Tharindu C. Dodanwala and Djoen San Santoso
The present study examines the mediating role of job stress on the relationship between job satisfaction facets and turnover intention of the construction project professionals in…
Abstract
Purpose
The present study examines the mediating role of job stress on the relationship between job satisfaction facets and turnover intention of the construction project professionals in Sri Lanka.

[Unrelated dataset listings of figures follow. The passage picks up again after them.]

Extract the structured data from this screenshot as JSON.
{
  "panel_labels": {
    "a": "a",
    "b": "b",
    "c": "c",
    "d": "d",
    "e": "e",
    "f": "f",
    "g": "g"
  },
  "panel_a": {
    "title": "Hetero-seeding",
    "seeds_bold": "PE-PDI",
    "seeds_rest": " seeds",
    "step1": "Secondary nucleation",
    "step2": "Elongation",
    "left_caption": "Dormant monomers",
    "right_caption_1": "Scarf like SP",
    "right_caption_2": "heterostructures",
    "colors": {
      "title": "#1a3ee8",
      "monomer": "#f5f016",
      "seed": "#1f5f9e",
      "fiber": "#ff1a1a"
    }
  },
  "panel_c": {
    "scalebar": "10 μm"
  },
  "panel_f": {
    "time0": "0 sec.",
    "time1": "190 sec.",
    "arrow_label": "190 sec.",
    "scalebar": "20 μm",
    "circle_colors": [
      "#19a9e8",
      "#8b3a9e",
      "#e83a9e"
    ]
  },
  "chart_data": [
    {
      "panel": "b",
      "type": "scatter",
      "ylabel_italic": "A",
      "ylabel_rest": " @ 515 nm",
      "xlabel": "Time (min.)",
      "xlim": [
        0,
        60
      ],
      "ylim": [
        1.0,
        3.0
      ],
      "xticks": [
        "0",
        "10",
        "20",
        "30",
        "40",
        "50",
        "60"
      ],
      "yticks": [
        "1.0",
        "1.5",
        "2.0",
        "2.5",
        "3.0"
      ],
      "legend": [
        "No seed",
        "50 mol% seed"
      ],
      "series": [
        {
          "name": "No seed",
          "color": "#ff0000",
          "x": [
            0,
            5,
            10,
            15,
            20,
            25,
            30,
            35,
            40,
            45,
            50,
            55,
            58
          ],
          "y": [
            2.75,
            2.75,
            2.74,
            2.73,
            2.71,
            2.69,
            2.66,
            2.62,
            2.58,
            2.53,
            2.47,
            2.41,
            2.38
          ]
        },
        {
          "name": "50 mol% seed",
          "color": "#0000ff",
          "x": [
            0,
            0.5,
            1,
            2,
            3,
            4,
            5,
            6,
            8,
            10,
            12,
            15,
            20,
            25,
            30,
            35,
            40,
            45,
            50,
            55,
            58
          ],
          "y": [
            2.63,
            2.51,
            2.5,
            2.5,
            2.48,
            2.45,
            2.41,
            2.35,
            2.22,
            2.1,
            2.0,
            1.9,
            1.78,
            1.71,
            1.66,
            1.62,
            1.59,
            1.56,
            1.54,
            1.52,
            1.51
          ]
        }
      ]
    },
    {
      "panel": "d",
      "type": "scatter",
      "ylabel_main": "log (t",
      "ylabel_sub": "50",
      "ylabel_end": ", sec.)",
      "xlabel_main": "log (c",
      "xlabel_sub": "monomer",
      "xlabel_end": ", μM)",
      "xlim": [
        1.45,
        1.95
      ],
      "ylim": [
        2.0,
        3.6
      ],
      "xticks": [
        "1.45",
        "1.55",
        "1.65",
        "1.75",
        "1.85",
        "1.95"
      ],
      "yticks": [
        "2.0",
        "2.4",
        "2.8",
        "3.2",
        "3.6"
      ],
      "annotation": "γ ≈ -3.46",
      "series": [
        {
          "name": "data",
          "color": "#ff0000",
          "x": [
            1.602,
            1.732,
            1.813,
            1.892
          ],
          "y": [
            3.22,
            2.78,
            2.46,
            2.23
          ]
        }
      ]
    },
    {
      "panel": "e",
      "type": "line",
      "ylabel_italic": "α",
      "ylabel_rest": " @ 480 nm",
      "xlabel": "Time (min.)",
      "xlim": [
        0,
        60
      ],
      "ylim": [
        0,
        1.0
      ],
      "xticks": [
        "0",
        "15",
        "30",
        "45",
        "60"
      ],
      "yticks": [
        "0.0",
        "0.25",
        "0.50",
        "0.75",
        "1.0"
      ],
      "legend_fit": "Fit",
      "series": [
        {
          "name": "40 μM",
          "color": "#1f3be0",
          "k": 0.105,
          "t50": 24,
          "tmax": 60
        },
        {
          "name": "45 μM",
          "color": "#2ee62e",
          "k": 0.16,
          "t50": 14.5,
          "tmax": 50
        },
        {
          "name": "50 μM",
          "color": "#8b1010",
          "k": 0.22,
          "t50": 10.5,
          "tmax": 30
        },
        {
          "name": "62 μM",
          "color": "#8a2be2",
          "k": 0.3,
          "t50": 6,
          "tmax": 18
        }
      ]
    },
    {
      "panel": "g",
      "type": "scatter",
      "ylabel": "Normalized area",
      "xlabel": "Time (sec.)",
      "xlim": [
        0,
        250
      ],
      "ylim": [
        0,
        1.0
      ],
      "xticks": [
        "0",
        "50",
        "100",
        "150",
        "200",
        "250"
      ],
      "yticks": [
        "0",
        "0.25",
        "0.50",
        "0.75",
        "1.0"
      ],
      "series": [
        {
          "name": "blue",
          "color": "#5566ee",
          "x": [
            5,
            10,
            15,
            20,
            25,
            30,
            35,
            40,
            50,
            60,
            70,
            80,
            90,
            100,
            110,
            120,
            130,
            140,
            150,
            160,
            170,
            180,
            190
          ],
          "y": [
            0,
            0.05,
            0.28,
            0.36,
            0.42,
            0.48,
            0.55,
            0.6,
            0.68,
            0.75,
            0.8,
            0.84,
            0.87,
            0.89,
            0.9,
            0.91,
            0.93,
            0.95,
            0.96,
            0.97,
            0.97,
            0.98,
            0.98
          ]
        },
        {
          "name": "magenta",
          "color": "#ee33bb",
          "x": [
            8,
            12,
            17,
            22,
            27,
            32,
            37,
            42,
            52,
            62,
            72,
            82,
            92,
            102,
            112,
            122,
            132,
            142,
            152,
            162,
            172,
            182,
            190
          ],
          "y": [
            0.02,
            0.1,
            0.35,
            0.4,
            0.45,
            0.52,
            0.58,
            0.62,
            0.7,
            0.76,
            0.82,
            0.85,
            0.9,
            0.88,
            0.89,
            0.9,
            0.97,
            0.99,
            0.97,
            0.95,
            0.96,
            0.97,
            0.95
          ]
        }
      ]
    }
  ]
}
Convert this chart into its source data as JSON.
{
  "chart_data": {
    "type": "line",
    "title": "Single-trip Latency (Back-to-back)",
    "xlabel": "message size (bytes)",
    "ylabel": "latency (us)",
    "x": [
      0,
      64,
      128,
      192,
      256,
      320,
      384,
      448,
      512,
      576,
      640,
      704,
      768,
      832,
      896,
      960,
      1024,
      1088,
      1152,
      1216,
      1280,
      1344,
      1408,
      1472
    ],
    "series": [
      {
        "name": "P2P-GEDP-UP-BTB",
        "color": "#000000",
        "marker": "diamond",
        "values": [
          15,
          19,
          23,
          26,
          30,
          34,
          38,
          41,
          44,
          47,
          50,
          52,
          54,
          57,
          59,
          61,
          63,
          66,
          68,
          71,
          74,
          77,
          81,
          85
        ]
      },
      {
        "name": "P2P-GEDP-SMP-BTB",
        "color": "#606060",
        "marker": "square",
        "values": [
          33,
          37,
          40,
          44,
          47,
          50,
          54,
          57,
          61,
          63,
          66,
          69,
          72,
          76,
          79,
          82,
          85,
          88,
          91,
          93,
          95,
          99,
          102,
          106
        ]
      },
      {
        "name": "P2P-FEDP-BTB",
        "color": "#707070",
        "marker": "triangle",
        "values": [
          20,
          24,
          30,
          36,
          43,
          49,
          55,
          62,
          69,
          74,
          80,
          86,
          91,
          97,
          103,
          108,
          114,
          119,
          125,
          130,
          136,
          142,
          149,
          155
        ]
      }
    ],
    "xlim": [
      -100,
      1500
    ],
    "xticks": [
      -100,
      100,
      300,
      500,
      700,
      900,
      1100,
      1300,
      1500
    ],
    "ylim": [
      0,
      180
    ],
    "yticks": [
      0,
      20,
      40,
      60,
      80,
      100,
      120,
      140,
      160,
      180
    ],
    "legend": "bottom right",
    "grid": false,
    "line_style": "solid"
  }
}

Design/methodology/approach
Data were gathered from a cross-sectional survey of 274 project-level employees of 10 construction organizations in Sri Lanka. A path analytical model is developed to assess the research hypotheses.
Findings
Results support the mediation model of job stress, in which satisfaction with supervision and job security directly contributed to a reduction in stress levels, which in turn lessened the turnover intention. Full mediation is observed from supervision, and partial mediation is observed from job security. Satisfaction with pay and co-workers directly predicted a decline in turnover intention. Contrary to the authors’ expectations, the authors could not find any significant effect from promotion to job stress and promotion to turnover intention. The results further illustrated that demographic variables, i.e. gender, age and organization tenure play a role in determining employees’ stress levels.
Originality/value
In identifying how job satisfaction facets, job stress and turnover intention are linked together, the present study added the mediating role of job stress to the previous empirical research on the relationship between job satisfaction facets and turnover intention.